Kennen Sie Capoeira? Diese unglaublich akrobatische Kampfkunst aus Brasilien? Dafür benötigt man extreme Flexibilität. Dass sich Forscher um Claudio Gil S. Araújo von der Exercise Medicine Clinic in Rio de Janeiro/Brasilien diesem Thema gewidmet haben, scheint da nur logisch – könnte man denken. Doch der eigentliche Auslöser, sich mit Flexibilität zu beschäftigen, ist ein ganz anderer bzw. eine ganz andere, sagt der Forscher gegenüber MDR Wissen: Olga Korbut, sowjetischer Turnstar der Olympischen Spiele von 1972 in München. Korbut war damals so etwas wie Simone Biles heute, der US-Superstar der Spiele von Paris 2024. Als Judoka und Schwimmer selbst keineswegs ungelenkig, faszinierte Araújo die Flexibilität der jungen Turnerin aus der damaligen Sowjetunion. Fünf Jahre später begann er, sich beruflich damit zu beschäftigen, beim Training mit jungen Schwimmern.
"In dieser Rolle begann ich, eine Methode zu entwickeln, mit der die Flexibilität durch visuelle Inspektion und ohne Ausrüstung beurteilt werden konnte", erzählt Araújo gegenüber MDR WISSEN. Daraus entstand das, was er heute Flexitest nennt. Laut seiner Aussage "das einzige Bewertungsinstrument für Flexibilität, mit dem ein Gesamtflexibilitätswert berechnet werden kann". Bis heute hat er den Test nach eigenen Angaben bei über 10.000 Personen im Alter von 6 bis 100 Jahren in insgesamt über 15.000 Bewertungen angewendet.
Das Flexibilität für Sportler wichtig ist, ist klar. Aber was hat nun die Flexibiltät mit der Lebenserwartung zu tun? "Wir konnten zeigen, dass eine reduzierte Körperflexibilität auch mit einer geringeren Überlebenschance bei Männern und Frauen mittleren Alters zusammenhängt", so Araùjo. Dafür untersuchte der Mediziner mit seinem Team 3.139 Personen (davon 66 Prozent Männer) im Alter von 46 bis 65 Jahren über einen Zeitraum von fast 13 Jahren. Für alle erstellten sie einen Körperflexibilitätswert, den sogenannten Flexindex, der zwischen 0 und 80 Punkten liegen kann. (Wie der Index errechnet wird, haben wir am Ende des Artikels zusammengefasst.)
Frauen flexibler als Männer
Wenig überraschend waren Frauen deutlich flexibler als Männer. Im Schnitt über den gesamten Altersbereich lag deren Index laut Studie bei 41,1, gegenüber 30,5 bei den Männern. Über den Zeitraum der Studie (12,9 Jahre) starben 302 Personen (9,6 %), darunter 224 Männer und 78 Frauen. Und hier zeigte sich: Die Verstorbenen hatten im Schnitt einen zehn Prozent niedrigeren Index. "Nach Berücksichtigung von Alter, Body-Mass-Index und Gesundheitszustand hatten Männer und Frauen mit einem niedrigen Flexindex ein 1,87- bzw. 4,78-mal höheres Sterberisiko als diejenigen mit einem hohen Flexindex", schreiben die Forscher in der Zusammenfassung ihrer Arbeit.
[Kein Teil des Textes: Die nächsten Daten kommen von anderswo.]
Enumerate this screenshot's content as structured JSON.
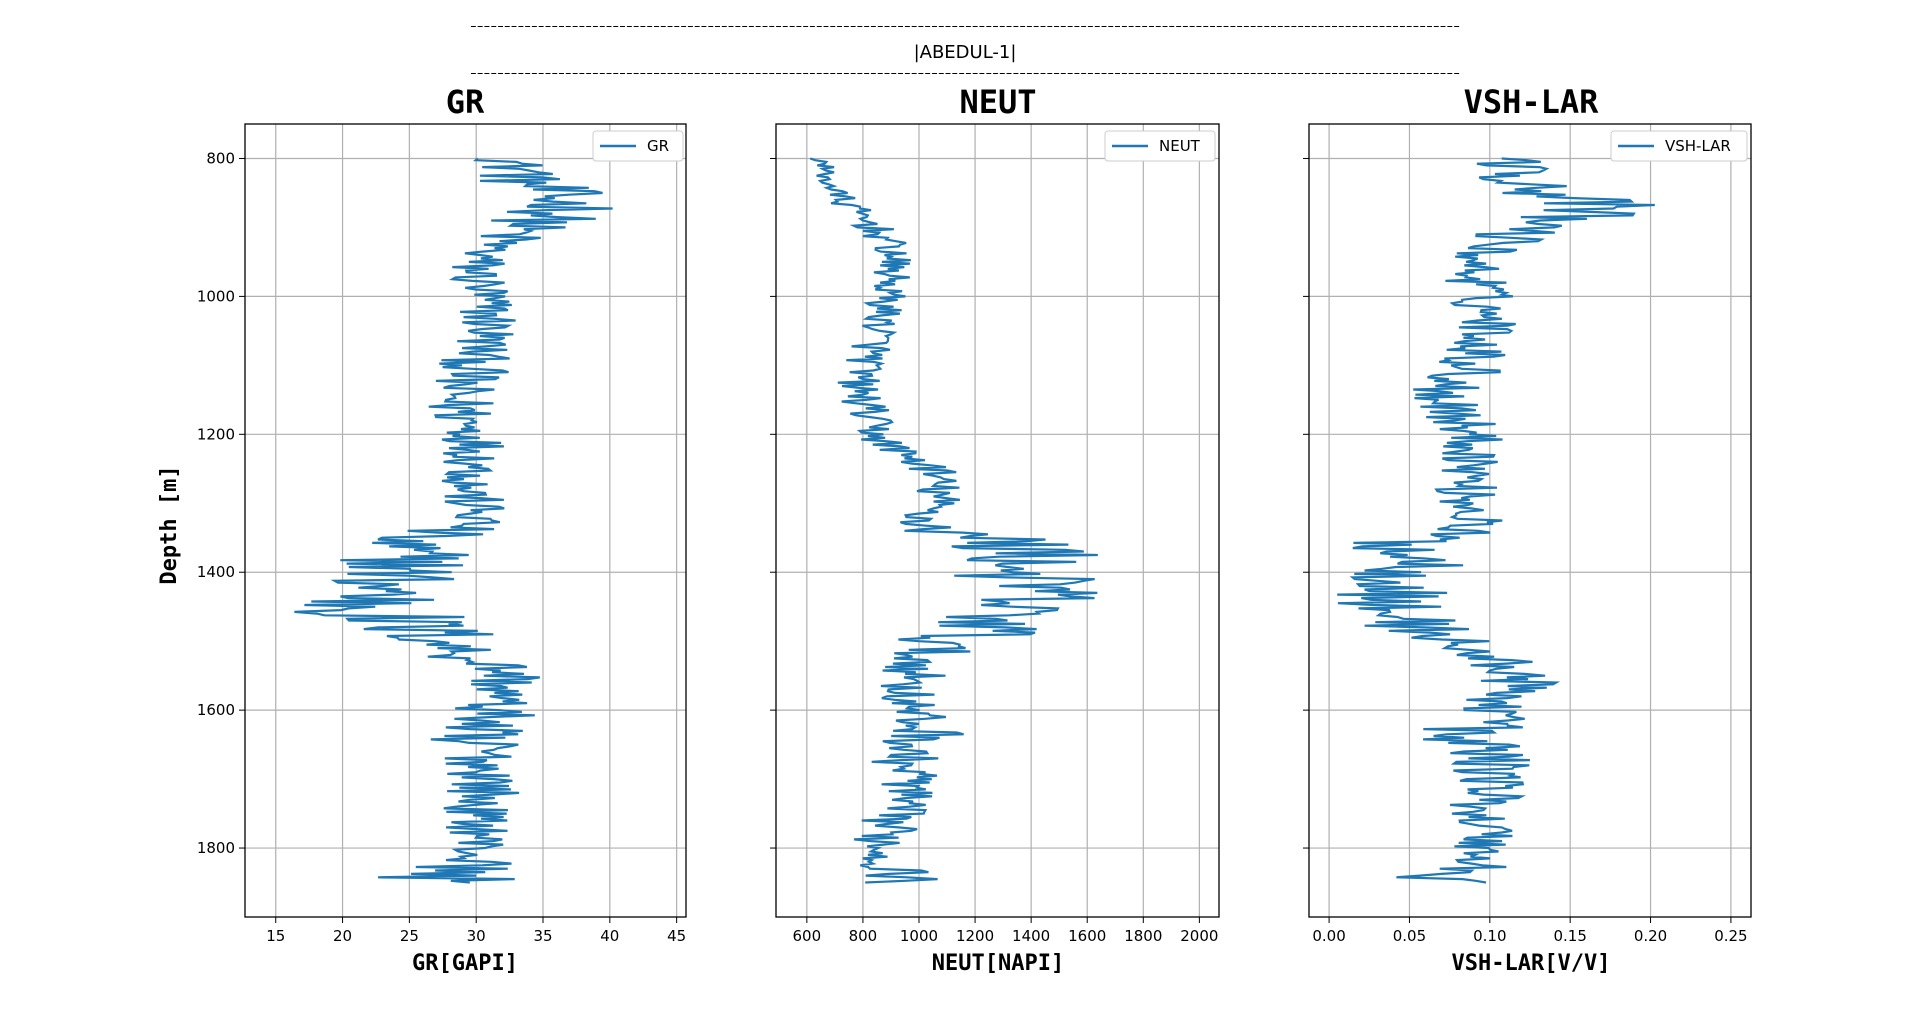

Für Claudio Auraújo (68, und nach eigenen Angaben mit einem Flexindex-Score von 45), ist die Schlussfolgerung ganz klar: Achten Sie mehr auf Ihre Beweglichkeit. Finden Sie tägliche Routinen, um die Flexibilität Ihres Körpers zu erhöhen.
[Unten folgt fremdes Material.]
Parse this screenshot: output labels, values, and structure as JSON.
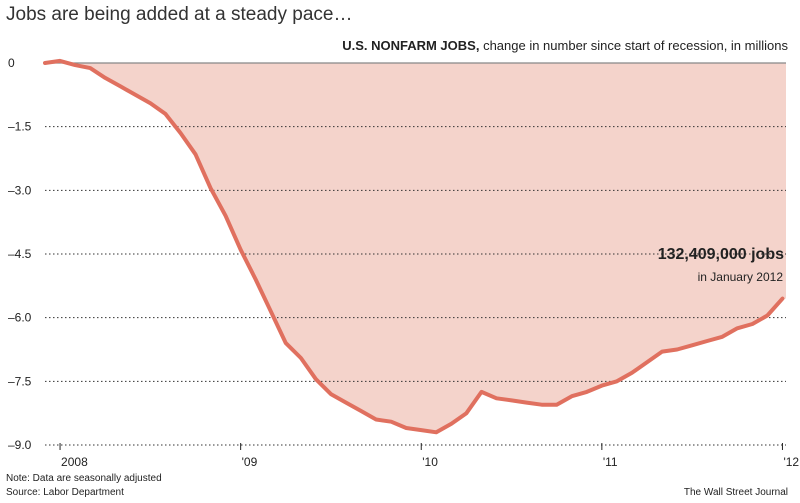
{
  "headline": "Jobs are being added at a steady pace…",
  "subhead": {
    "bold": "U.S. NONFARM JOBS,",
    "rest": " change in number since start of recession, in millions"
  },
  "callout": {
    "value": "132,409,000 jobs",
    "when": "in January 2012"
  },
  "footer": {
    "note": "Note: Data are seasonally adjusted",
    "source": "Source: Labor Department",
    "publisher": "The Wall Street Journal"
  },
  "colors": {
    "line": "#e0705f",
    "fill": "#f4d3cb",
    "zero_line": "#888888",
    "grid": "#333333"
  },
  "chart_data": {
    "type": "area",
    "title": "U.S. NONFARM JOBS, change in number since start of recession, in millions",
    "x_unit": "months since Dec 2007",
    "ylim": [
      -9.0,
      0
    ],
    "yticks": [
      0,
      -1.5,
      -3.0,
      -4.5,
      -6.0,
      -7.5,
      -9.0
    ],
    "ytick_labels": [
      "0",
      "–1.5",
      "–3.0",
      "–4.5",
      "–6.0",
      "–7.5",
      "–9.0"
    ],
    "xticks": [
      {
        "label": "2008",
        "date": "2008-01"
      },
      {
        "label": "'09",
        "date": "2009-01"
      },
      {
        "label": "'10",
        "date": "2010-01"
      },
      {
        "label": "'11",
        "date": "2011-01"
      },
      {
        "label": "'12",
        "date": "2012-01"
      }
    ],
    "grid": "horizontal dotted",
    "series": [
      {
        "dates": [
          "2007-12",
          "2008-01",
          "2008-02",
          "2008-03",
          "2008-04",
          "2008-05",
          "2008-06",
          "2008-07",
          "2008-08",
          "2008-09",
          "2008-10",
          "2008-11",
          "2008-12",
          "2009-01",
          "2009-02",
          "2009-03",
          "2009-04",
          "2009-05",
          "2009-06",
          "2009-07",
          "2009-08",
          "2009-09",
          "2009-10",
          "2009-11",
          "2009-12",
          "2010-01",
          "2010-02",
          "2010-03",
          "2010-04",
          "2010-05",
          "2010-06",
          "2010-07",
          "2010-08",
          "2010-09",
          "2010-10",
          "2010-11",
          "2010-12",
          "2011-01",
          "2011-02",
          "2011-03",
          "2011-04",
          "2011-05",
          "2011-06",
          "2011-07",
          "2011-08",
          "2011-09",
          "2011-10",
          "2011-11",
          "2011-12",
          "2012-01"
        ],
        "values": [
          0,
          0.05,
          -0.05,
          -0.12,
          -0.35,
          -0.55,
          -0.75,
          -0.95,
          -1.2,
          -1.65,
          -2.15,
          -2.95,
          -3.6,
          -4.4,
          -5.1,
          -5.85,
          -6.6,
          -6.95,
          -7.45,
          -7.8,
          -8.0,
          -8.2,
          -8.4,
          -8.45,
          -8.6,
          -8.65,
          -8.7,
          -8.5,
          -8.25,
          -7.75,
          -7.9,
          -7.95,
          -8.0,
          -8.05,
          -8.05,
          -7.85,
          -7.75,
          -7.6,
          -7.5,
          -7.3,
          -7.05,
          -6.8,
          -6.75,
          -6.65,
          -6.55,
          -6.45,
          -6.25,
          -6.15,
          -5.95,
          -5.55
        ]
      }
    ]
  }
}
Noch eine Studie, die zeigt, wie gut Sport tut
Haben wir das Thema Flexibilität einfach unterschätzt? "Nein", sagt Sportmediziner Jan Wüstenfeld vom Institut für angewandte Trainingswissenschaft der Universität Leipzig. "Mich hat das sofort an eine Studie erinnert, die ich gerne in meinen Weihnachtsvorlesungen bringe", so Wüstenfeld im Gespräch mit MDR WISSEN. Die Studie aus dem British Medical Journal trug grob übersetzt den Titel: Wie schnell läuft der Tod? "Und dort wurde untersucht – in Alters- und Pflegeheimen –, wie schnell die Bewohner maximal laufen können." Es ging um die Frage, ob ich dem Tod wenigstens ein bisschen davonlaufen kann. Oder anders gesagt: wer nur noch langsam oder gar nicht mehr gehen kann, hat ein deutlich höheres Sterberisiko. So ähnlich sei es eben auch bei dieser Studie. Dass herauskommt, wer flexibler ist, lebt länger, sei daher nicht verwunderlich. "Alles andere wäre eigentlich eine Überraschung gewesen."
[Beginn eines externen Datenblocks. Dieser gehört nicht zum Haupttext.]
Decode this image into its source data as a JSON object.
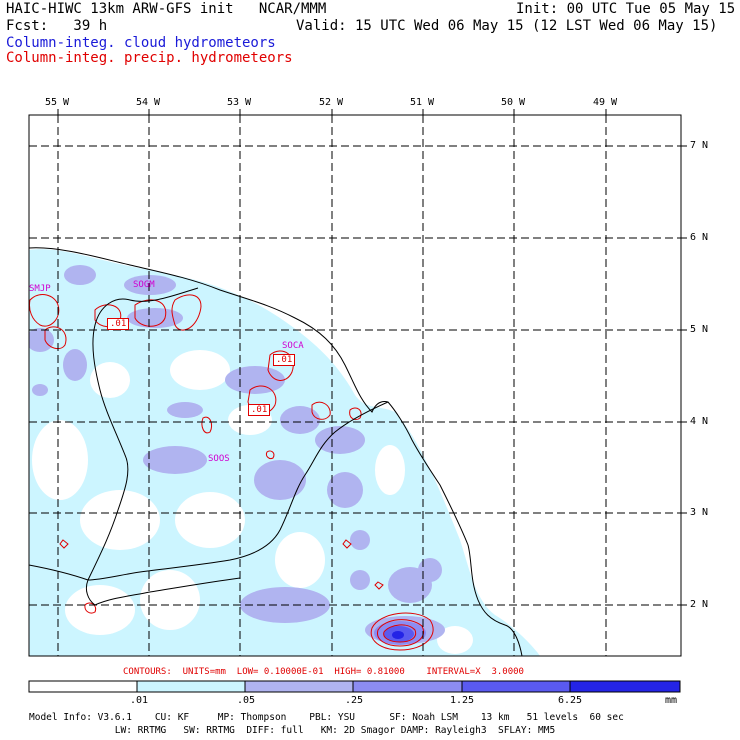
{
  "header": {
    "line1_left": "HAIC-HIWC 13km ARW-GFS init   NCAR/MMM",
    "line1_right": "Init: 00 UTC Tue 05 May 15",
    "line2_left": "Fcst:   39 h",
    "line2_right": "Valid: 15 UTC Wed 06 May 15 (12 LST Wed 06 May 15)",
    "line3": "Column-integ. cloud hydrometeors",
    "line4": "Column-integ. precip. hydrometeors"
  },
  "axes": {
    "lon_labels": [
      "55 W",
      "54 W",
      "53 W",
      "52 W",
      "51 W",
      "50 W",
      "49 W"
    ],
    "lat_labels": [
      "7 N",
      "6 N",
      "5 N",
      "4 N",
      "3 N",
      "2 N"
    ]
  },
  "stations": [
    "SMJP",
    "SOGM",
    "SOCA",
    "SOOS"
  ],
  "contour_labels": [
    ".01",
    ".01",
    ".01"
  ],
  "contours_line": "CONTOURS:  UNITS=mm  LOW= 0.10000E-01  HIGH= 0.81000    INTERVAL=X  3.0000",
  "colorbar": {
    "ticks": [
      ".01",
      ".05",
      ".25",
      "1.25",
      "6.25"
    ],
    "unit": "mm",
    "colors": [
      "#ffffff",
      "#ccf5ff",
      "#b0b4f0",
      "#8c8cf2",
      "#5a5af0",
      "#2424e6"
    ]
  },
  "footer": {
    "line1": "Model Info: V3.6.1    CU: KF     MP: Thompson    PBL: YSU      SF: Noah LSM    13 km   51 levels  60 sec",
    "line2": "               LW: RRTMG   SW: RRTMG  DIFF: full   KM: 2D Smagor DAMP: Rayleigh3  SFLAY: MM5"
  }
}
Der Zusammenhang, den Claudio Araújo in seiner Studie herstellt, ist eine Korrelation, keine Kausalität, das schreibt er selbst. Er kann also nicht sagen, ob die hohe Flexibilität wirklich ursächlich für das längere Leben verantwortlich ist. Es ist also nicht die "jetzt macht mal alle Yoga"-Studie. Was nicht heißt, dass es keinen Effekt hat, so Wüstenfeld, "dass, wenn ich jetzt viel Yoga mache, oder andere Dehnübungen", es durchaus Prozesse im Körper geben könne, "dass dort irgendwelche Botenstoffe ausgeschüttet werden, die außerdem noch einen positiven Effekt haben auf meine Gesundheit". Das aber kann die Studie nicht beantworten.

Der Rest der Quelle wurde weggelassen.